The reason I’m thinking about agate at the moment is because we’ve just been given a really wonderful commission for a Roman intaglio ring, the intaglio to be carved in green agate. We easily found the prefect stone for the job but far from being muted and pale, it’s the most incredible dark green, and flawless, quite the opposite of the first agate beads we used. It struck me as interesting that the same stone could be so different, so I went on a bit of a dig for knowledge…
Like most gems, agate has been used for thousands of years, not only in adornment but as tools and vessels as well because it is plentiful, it’s hard and carveable, and it takes the most wonderful shine. The oldest pieces of carved agate, dating back to the bronze age, were found in Crete which is where agate was actually first found. It was named after the river on whose banks it was found – the Achates – by philosopher and naturalist Theophrastus in about the 3rd century BC. The Holy Grail of Valencia is carved in red agate, but it’s only the agate cup that is thought to have been carved in the time of Christ and the elaborately decorated stand was added much later. The Romans loved carving agate – hence the very familiar intaglio seal rings – and it makes the best cameos too because of the layers of colour which are purer and much more long lasting than cameos carved out of shells. And agate has even been used in buildings; the Agate Rooms in Russia were the dream of the Catherine II and the genius of a Scotsman called Charles Cameron, employed by Catherine to make the rooms for her.
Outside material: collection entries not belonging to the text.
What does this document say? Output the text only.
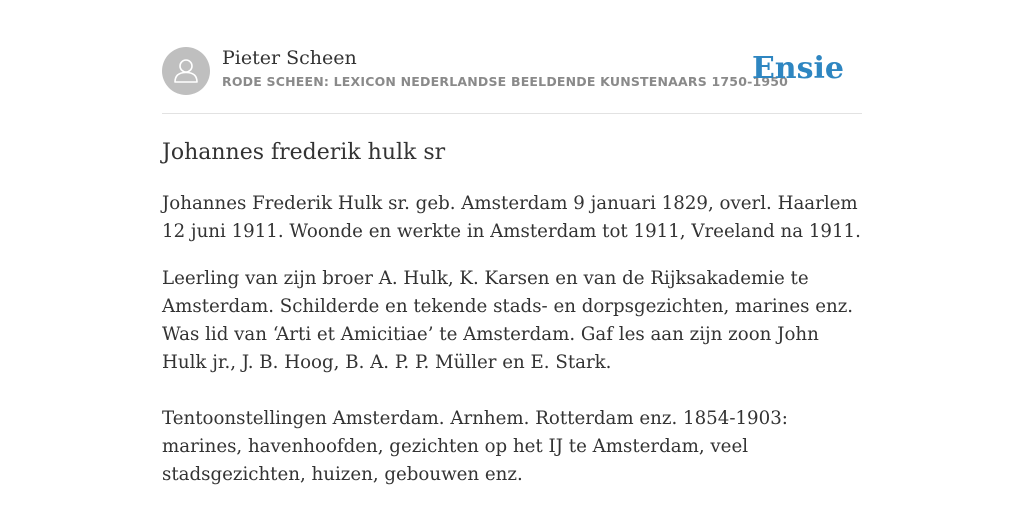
Pieter Scheen
RODE SCHEEN: LEXICON NEDERLANDSE BEELDENDE KUNSTENAARS 1750-1950
Ensie
Johannes frederik hulk sr

Johannes Frederik Hulk sr. geb. Amsterdam 9 januari 1829, overl. Haarlem 12 juni 1911. Woonde en werkte in Amsterdam tot 1911, Vreeland na 1911.

Leerling van zijn broer A. Hulk, K. Karsen en van de Rijksakademie te Amsterdam. Schilderde en tekende stads- en dorpsgezichten, marines enz. Was lid van ‘Arti et Amicitiae’ te Amsterdam. Gaf les aan zijn zoon John Hulk jr., J. B. Hoog, B. A. P. P. Müller en E. Stark.

Tentoonstellingen Amsterdam. Arnhem. Rotterdam enz. 1854-1903: marines, havenhoofden, gezichten op het IJ te Amsterdam, veel stadsgezichten, huizen, gebouwen enz.
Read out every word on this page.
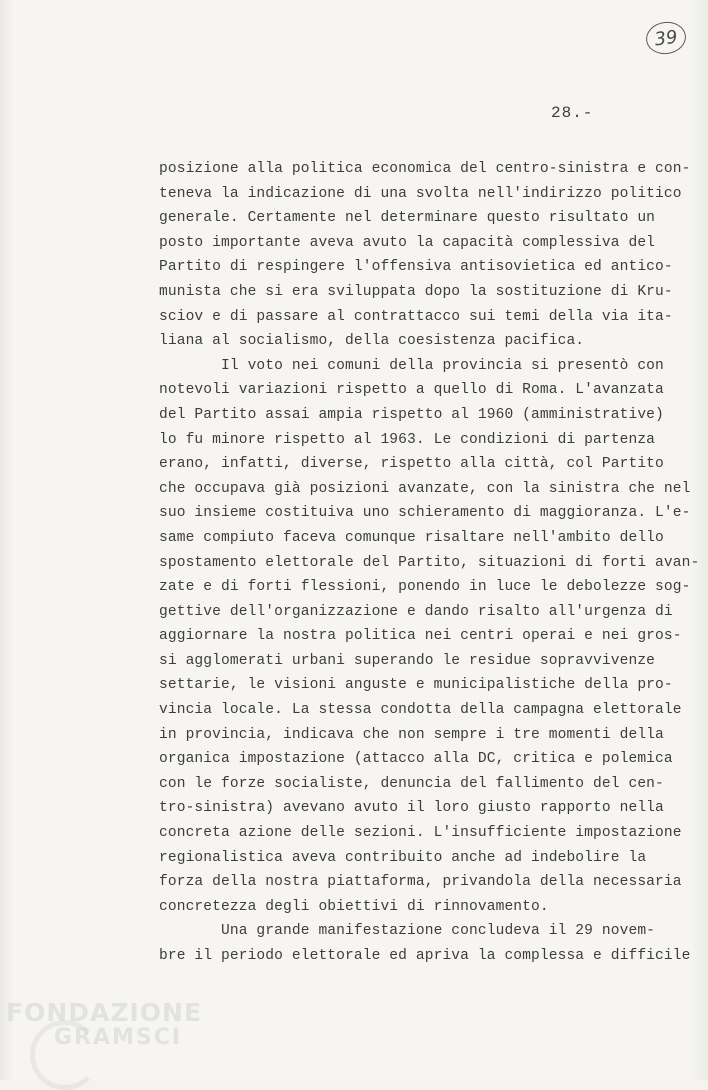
39
28.-
posizione alla politica economica del centro-sinistra e con-
teneva la indicazione di una svolta nell'indirizzo politico
generale. Certamente nel determinare questo risultato un
posto importante aveva avuto la capacità complessiva del
Partito di respingere l'offensiva antisovietica ed antico-
munista che si era sviluppata dopo la sostituzione di Kru-
sciov e di passare al contrattacco sui temi della via ita-
liana al socialismo, della coesistenza pacifica.
Il voto nei comuni della provincia si presentò con
notevoli variazioni rispetto a quello di Roma. L'avanzata
del Partito assai ampia rispetto al 1960 (amministrative)
lo fu minore rispetto al 1963. Le condizioni di partenza
erano, infatti, diverse, rispetto alla città, col Partito
che occupava già posizioni avanzate, con la sinistra che nel
suo insieme costituiva uno schieramento di maggioranza. L'e-
same compiuto faceva comunque risaltare nell'ambito dello
spostamento elettorale del Partito, situazioni di forti avan-
zate e di forti flessioni, ponendo in luce le debolezze sog-
gettive dell'organizzazione e dando risalto all'urgenza di
aggiornare la nostra politica nei centri operai e nei gros-
si agglomerati urbani superando le residue sopravvivenze
settarie, le visioni anguste e municipalistiche della pro-
vincia locale. La stessa condotta della campagna elettorale
in provincia, indicava che non sempre i tre momenti della
organica impostazione (attacco alla DC, critica e polemica
con le forze socialiste, denuncia del fallimento del cen-
tro-sinistra) avevano avuto il loro giusto rapporto nella
concreta azione delle sezioni. L'insufficiente impostazione
regionalistica aveva contribuito anche ad indebolire la
forza della nostra piattaforma, privandola della necessaria
concretezza degli obiettivi di rinnovamento.
Una grande manifestazione concludeva il 29 novem-
bre il periodo elettorale ed apriva la complessa e difficile
FONDAZIONE
GRAMSCI
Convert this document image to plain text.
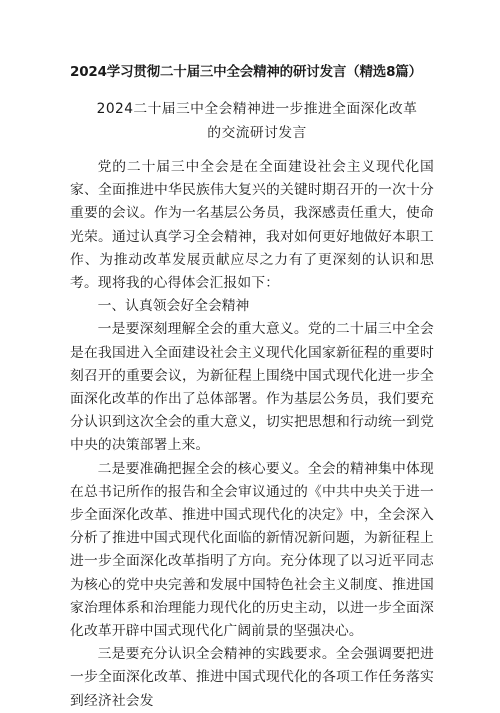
2024学习贯彻二十届三中全会精神的研讨发言（精选8篇）
2024二十届三中全会精神进一步推进全面深化改革
的交流研讨发言

党的二十届三中全会是在全面建设社会主义现代化国家、全面推进中华民族伟大复兴的关键时期召开的一次十分重要的会议。作为一名基层公务员，我深感责任重大，使命光荣。通过认真学习全会精神，我对如何更好地做好本职工作、为推动改革发展贡献应尽之力有了更深刻的认识和思考。现将我的心得体会汇报如下：

一、认真领会好全会精神

一是要深刻理解全会的重大意义。党的二十届三中全会是在我国进入全面建设社会主义现代化国家新征程的重要时刻召开的重要会议，为新征程上围绕中国式现代化进一步全面深化改革的作出了总体部署。作为基层公务员，我们要充分认识到这次全会的重大意义，切实把思想和行动统一到党中央的决策部署上来。

二是要准确把握全会的核心要义。全会的精神集中体现在总书记所作的报告和全会审议通过的《中共中央关于进一步全面深化改革、推进中国式现代化的决定》中，全会深入分析了推进中国式现代化面临的新情况新问题，为新征程上进一步全面深化改革指明了方向。充分体现了以习近平同志为核心的党中央完善和发展中国特色社会主义制度、推进国家治理体系和治理能力现代化的历史主动，以进一步全面深化改革开辟中国式现代化广阔前景的坚强决心。

三是要充分认识全会精神的实践要求。全会强调要把进一步全面深化改革、推进中国式现代化的各项工作任务落实到经济社会发
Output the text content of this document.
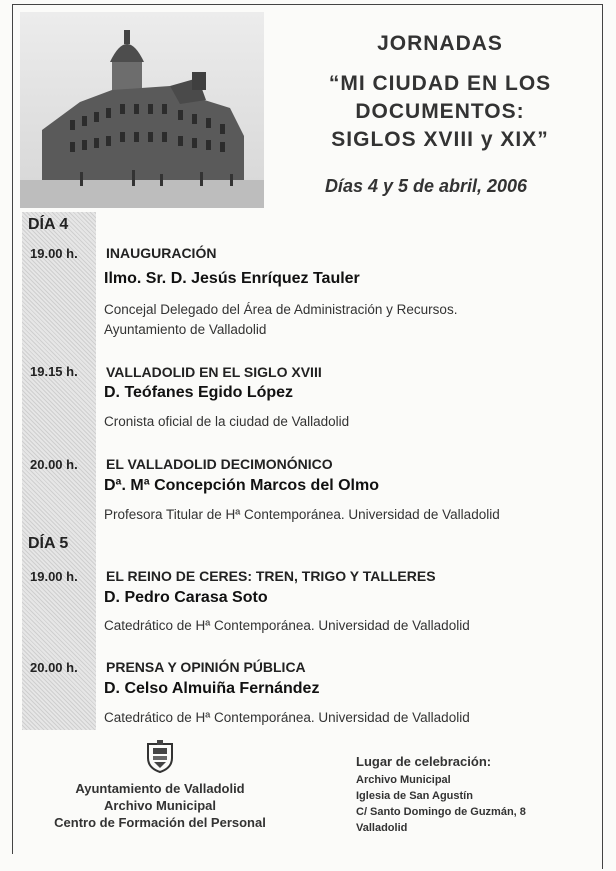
JORNADAS
“MI CIUDAD EN LOS
DOCUMENTOS:
SIGLOS XVIII y XIX”
Días 4 y 5 de abril, 2006
DÍA 4
19.00 h. INAUGURACIÓN
Ilmo. Sr. D. Jesús Enríquez Tauler
Concejal Delegado del Área de Administración y Recursos.
Ayuntamiento de Valladolid
19.15 h. VALLADOLID EN EL SIGLO XVIII
D. Teófanes Egido López
Cronista oficial de la ciudad de Valladolid
20.00 h. EL VALLADOLID DECIMONÓNICO
Dª. Mª Concepción Marcos del Olmo
Profesora Titular de Hª Contemporánea. Universidad de Valladolid
DÍA 5
19.00 h. EL REINO DE CERES: TREN, TRIGO Y TALLERES
D. Pedro Carasa Soto
Catedrático de Hª Contemporánea. Universidad de Valladolid
20.00 h. PRENSA Y OPINIÓN PÚBLICA
D. Celso Almuiña Fernández
Catedrático de Hª Contemporánea. Universidad de Valladolid
Ayuntamiento de Valladolid
Archivo Municipal
Centro de Formación del Personal
Lugar de celebración:
Archivo Municipal
Iglesia de San Agustín
C/ Santo Domingo de Guzmán, 8
Valladolid
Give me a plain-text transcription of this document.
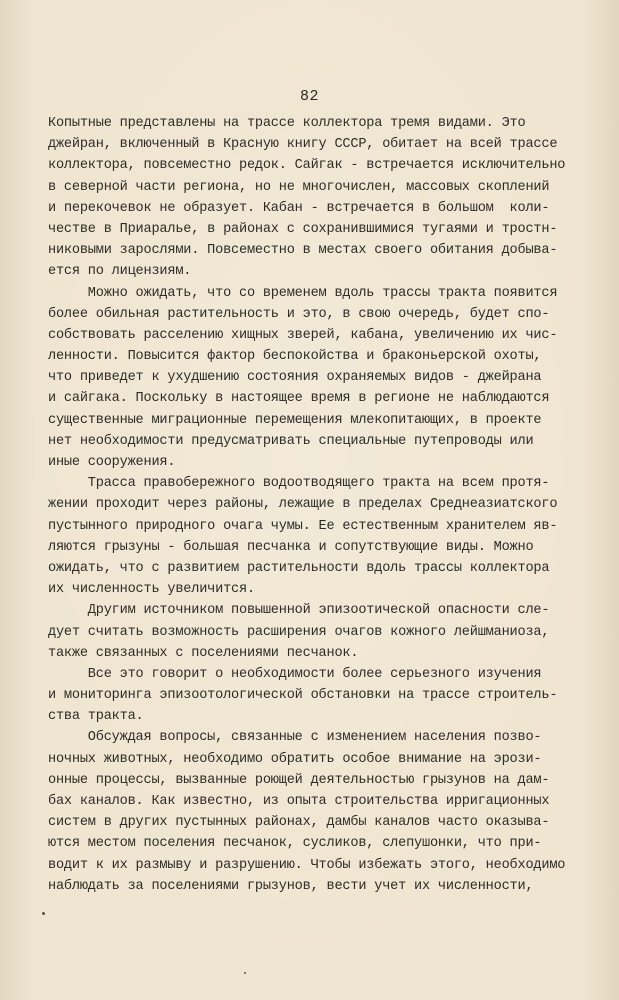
82
Копытные представлены на трассе коллектора тремя видами. Это
джейран, включенный в Красную книгу СССР, обитает на всей трассе
коллектора, повсеместно редок. Сайгак - встречается исключительно
в северной части региона, но не многочислен, массовых скоплений
и перекочевок не образует. Кабан - встречается в большом  коли-
честве в Приаралье, в районах с сохранившимися тугаями и тростн-
никовыми зарослями. Повсеместно в местах своего обитания добыва-
ется по лицензиям.
Можно ожидать, что со временем вдоль трассы тракта появится
более обильная растительность и это, в свою очередь, будет спо-
собствовать расселению хищных зверей, кабана, увеличению их чис-
ленности. Повысится фактор беспокойства и браконьерской охоты,
что приведет к ухудшению состояния охраняемых видов - джейрана
и сайгака. Поскольку в настоящее время в регионе не наблюдаются
существенные миграционные перемещения млекопитающих, в проекте
нет необходимости предусматривать специальные путепроводы или
иные сооружения.
Трасса правобережного водоотводящего тракта на всем протя-
жении проходит через районы, лежащие в пределах Среднеазиатского
пустынного природного очага чумы. Ее естественным хранителем яв-
ляются грызуны - большая песчанка и сопутствующие виды. Можно
ожидать, что с развитием растительности вдоль трассы коллектора
их численность увеличится.
Другим источником повышенной эпизоотической опасности сле-
дует считать возможность расширения очагов кожного лейшманиоза,
также связанных с поселениями песчанок.
Все это говорит о необходимости более серьезного изучения
и мониторинга эпизоотологической обстановки на трассе строитель-
ства тракта.
Обсуждая вопросы, связанные с изменением населения позво-
ночных животных, необходимо обратить особое внимание на эрози-
онные процессы, вызванные роющей деятельностью грызунов на дам-
бах каналов. Как известно, из опыта строительства ирригационных
систем в других пустынных районах, дамбы каналов часто оказыва-
ются местом поселения песчанок, сусликов, слепушонки, что при-
водит к их размыву и разрушению. Чтобы избежать этого, необходимо
наблюдать за поселениями грызунов, вести учет их численности,
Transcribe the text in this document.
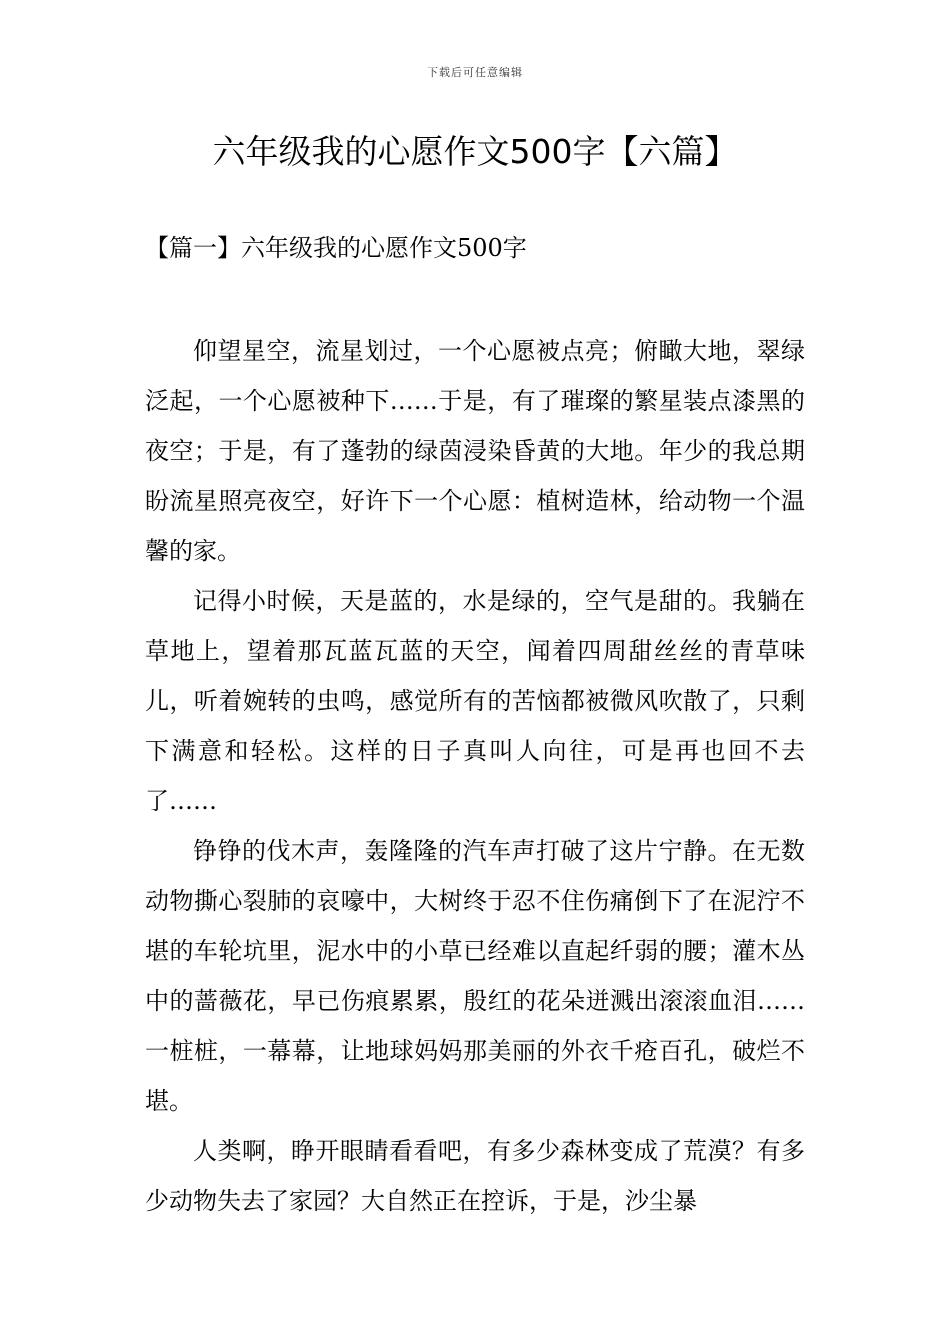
下载后可任意编辑
六年级我的心愿作文500字【六篇】
【篇一】六年级我的心愿作文500字

仰望星空，流星划过，一个心愿被点亮；俯瞰大地，翠绿泛起，一个心愿被种下……于是，有了璀璨的繁星装点漆黑的夜空；于是，有了蓬勃的绿茵浸染昏黄的大地。年少的我总期盼流星照亮夜空，好许下一个心愿：植树造林，给动物一个温馨的家。

记得小时候，天是蓝的，水是绿的，空气是甜的。我躺在草地上，望着那瓦蓝瓦蓝的天空，闻着四周甜丝丝的青草味儿，听着婉转的虫鸣，感觉所有的苦恼都被微风吹散了，只剩下满意和轻松。这样的日子真叫人向往，可是再也回不去了……

铮铮的伐木声，轰隆隆的汽车声打破了这片宁静。在无数动物撕心裂肺的哀嚎中，大树终于忍不住伤痛倒下了在泥泞不堪的车轮坑里，泥水中的小草已经难以直起纤弱的腰；灌木丛中的蔷薇花，早已伤痕累累，殷红的花朵迸溅出滚滚血泪……一桩桩，一幕幕，让地球妈妈那美丽的外衣千疮百孔，破烂不堪。

人类啊，睁开眼睛看看吧，有多少森林变成了荒漠？有多少动物失去了家园？大自然正在控诉，于是，沙尘暴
I had absolutely no idea that agate was so versatile – the things you learn!
Because agate is found all over the world – including Antarctica! – it comes in the most diverse colours and patterns and it seems that everywhere that produces it calls it by their own name, so there are literally hundreds of ‘different’ agates. Botswana agate, for example, is reallly a banded agate, but is distinguishable by its pink hues which have made it famous and worthy of its own name. In truth most agates belong to one or other of the several families of agate and are simply found in varying patterns and colours. A simplified version of the groups of agate is: moss agate, banded agate, lace agate, dendritic agate, fire agate and iris – or rainbow – agate, and as they’re all so different they all deserve a quick look.
Agate is chalcedony (kal-seh-duh-nee) and quartz and is mostly formed in volcanic and metamorphic rocks which means that there is plenty of opportunity for the agate to be coloured by different minerals and formed by different geological events.
Moss agate, the first on the list, is called this because oxides of iron and manganese get embedded in the chalcedony and form moss like inclusions in the rock. There isn’t any vegetation involved, in spite of appearances, and it is found mainly in North and South America, India and and Europe and is usually formed in volcanic rocks. It looks fabulous in jewellery.
Banded agate, the one with which we are all probably the most familiar, is also a volcanic byproduct, consisting of microscopic quartz crystals formed from layers of deposited silica in volcanic cavities. Banded agate forms some of the most exotic and colourful patterns and this is probably because it’s found all over the world in different geological situations.
Lace agate comes in two varieties; blue lace agate found in Africa (mostly Namibia) is particularly hard. Crazy lace agate is found in northern Mexico and comes in stunning patterns, usually red and white and yellow.
Dendritic agate, from the Greek word dendrites meaning tree-like, is sort of along the same lines as moss agate only is much more dramatic, sometimes forming whole miniature scenes. For obvious reasons good pieces of dendritic agate are highly collectible. Like moss agate, dendritic agate is found almost all over the world, but the most notable pieces apparently come from Crete.
And then we come to the two most extraordinary, surprising agates, about which I knew absolutely nothing, including that they even existed! The first is rainbow – or iris – agate. This is really a banded agate, but in order to see the rainbow it needs to be cut very thinly so that the stone can be lit from behind to enhance the rainbow. It’s not a rare agate really, and it is used mostly either displayed with a light behind it, or for metaphysical properties. It is absolutely beautiful.
And last but by no means least is fire agate. This is found only in the southwestern United States and in Mexico, and was formed millions of years ago when that part of the world experienced massive volcanic activity. Hot water, which was saturated with silica and iron oxide, repeatedly filled bubbles and cracks in the rock, building up layer upon layer and creating the vibrant iridescence. This agate is rare and precious – and I really, really want to see one!
I’ve been amazed to discover all this about the humble agate, but what has surprised me most is realising that this dedicated magpie really missed a trick by paying it so little attention all these years, but not any more!